Um crime violento voltou a assustar moradores da Zona Oeste do Rio de Janeiro no início da noite desta quarta-feira. Por volta das 18h, um homem conhecido na região como William, apelidado de “Borracheiro”, foi morto a tiros na Rua Larga, localizada na comunidade do Piraquê, em Pedra de Guaratiba.
De acordo com relatos de moradores, homens armados teriam invadido a área e efetuado diversos disparos contra a vítima, que não resistiu aos ferimentos e morreu no local. A ação causou pânico entre quem estava nas proximidades, levando comerciantes a fecharem as portas às pressas e moradores a se abrigarem dentro de casa.
Informações preliminares apontam que o crime teria sido cometido por traficantes ligados à facção Comando Vermelho (CV), e que a vítima seria apontada como integrante de um grupo miliciano que atuava na região. No entanto, até o momento, essas informações ainda não foram oficialmente confirmadas pelas autoridades policiais.
A Polícia Militar foi acionada e isolou a área para a realização da perícia. Equipes da Delegacia de Homicídios da Capital (DHC) também foram deslocadas para o local, onde iniciaram os primeiros levantamentos. O corpo foi removido e encaminhado ao Instituto Médico Legal (IML).
Moradores da região relatam que a disputa entre grupos criminosos tem se intensificado nos últimos meses, tornando a rotina cada vez mais perigosa. Tiros frequentes, ameaças e confrontos têm sido registrados, elevando o clima de insegurança em bairros da região de Guaratiba.

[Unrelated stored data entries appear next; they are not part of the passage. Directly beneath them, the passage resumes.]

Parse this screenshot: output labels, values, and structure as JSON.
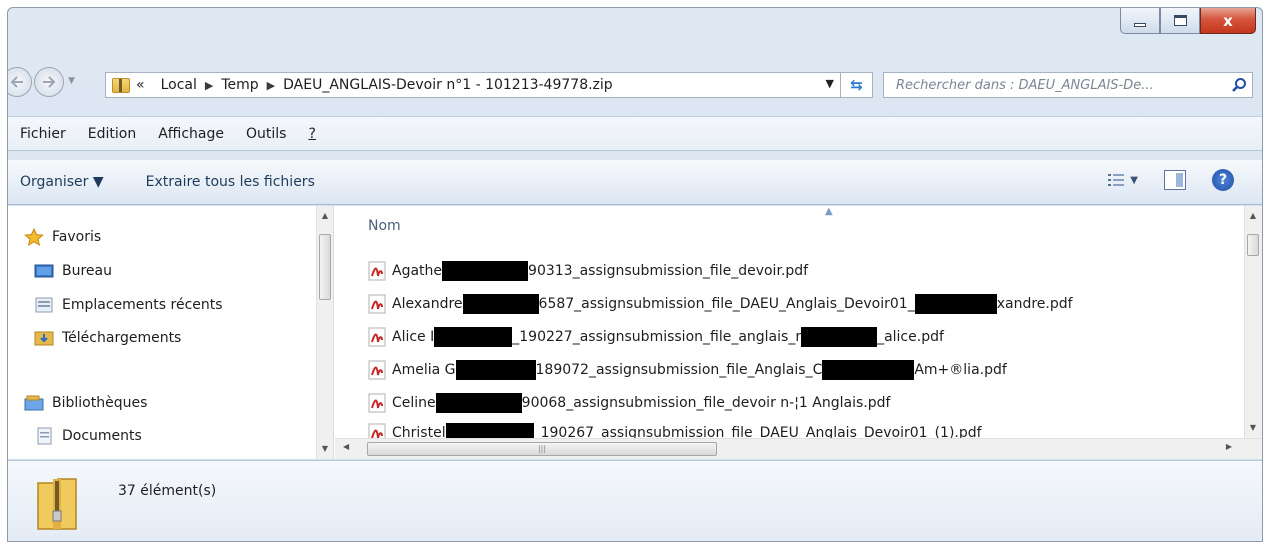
{
  "window": {
    "caption": {
      "minimize": "minimize",
      "maximize": "maximize",
      "close": "x"
    }
  },
  "address": {
    "prefix": "«",
    "crumbs": [
      "Local",
      "Temp",
      "DAEU_ANGLAIS-Devoir n°1 - 101213-49778.zip"
    ]
  },
  "search": {
    "placeholder": "Rechercher dans : DAEU_ANGLAIS-De..."
  },
  "menu": [
    "Fichier",
    "Edition",
    "Affichage",
    "Outils",
    "?"
  ],
  "commands": {
    "organize": "Organiser ▼",
    "extract": "Extraire tous les fichiers"
  },
  "nav": {
    "favorites": "Favoris",
    "favorites_items": [
      "Bureau",
      "Emplacements récents",
      "Téléchargements"
    ],
    "libraries": "Bibliothèques",
    "library_items": [
      "Documents"
    ]
  },
  "file_list": {
    "column_name": "Nom",
    "files": [
      {
        "start": "Agathe",
        "mid": "90313_assignsubmission_file_devoir.pdf",
        "end": ""
      },
      {
        "start": "Alexandre",
        "mid": "6587_assignsubmission_file_DAEU_Anglais_Devoir01_",
        "end": "xandre.pdf"
      },
      {
        "start": "Alice I",
        "mid": "_190227_assignsubmission_file_anglais_r",
        "end": "_alice.pdf"
      },
      {
        "start": "Amelia G",
        "mid": "189072_assignsubmission_file_Anglais_C",
        "end": "Am+®lia.pdf"
      },
      {
        "start": "Celine",
        "mid": "90068_assignsubmission_file_devoir n-¦1 Anglais.pdf",
        "end": ""
      },
      {
        "start": "Christel",
        "mid": "_190267_assignsubmission_file_DAEU_Anglais_Devoir01_(1).pdf",
        "end": ""
      }
    ]
  },
  "status": {
    "count": "37 élément(s)"
  },
  "icons": {
    "back": "arrow-left-icon",
    "forward": "arrow-right-icon",
    "refresh": "refresh-icon",
    "search": "search-icon",
    "star": "star-icon",
    "pdf": "pdf-icon",
    "zip": "zip-folder-icon"
  },
  "colors": {
    "accent": "#2c7bd6",
    "close": "#c3371c",
    "pdf_red": "#c62828"
  }
}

Ainda segundo testemunhas, a vítima era conhecida na localidade e trabalhava como borracheiro, mas também era citada em conversas informais como alguém com suposta ligação com atividades ilegais. A polícia investiga o caso para esclarecer a motivação do crime e confirmar a identidade dos envolvidos.
Até o momento, ninguém foi preso. A investigação segue em andamento, e novas informações devem ser divulgadas pelas autoridades nas próximas horas.
O caso reforça o cenário de violência que persiste em diversas áreas da cidade, onde disputas territoriais entre facções criminosas e milícias continuam colocando a população em risco constante.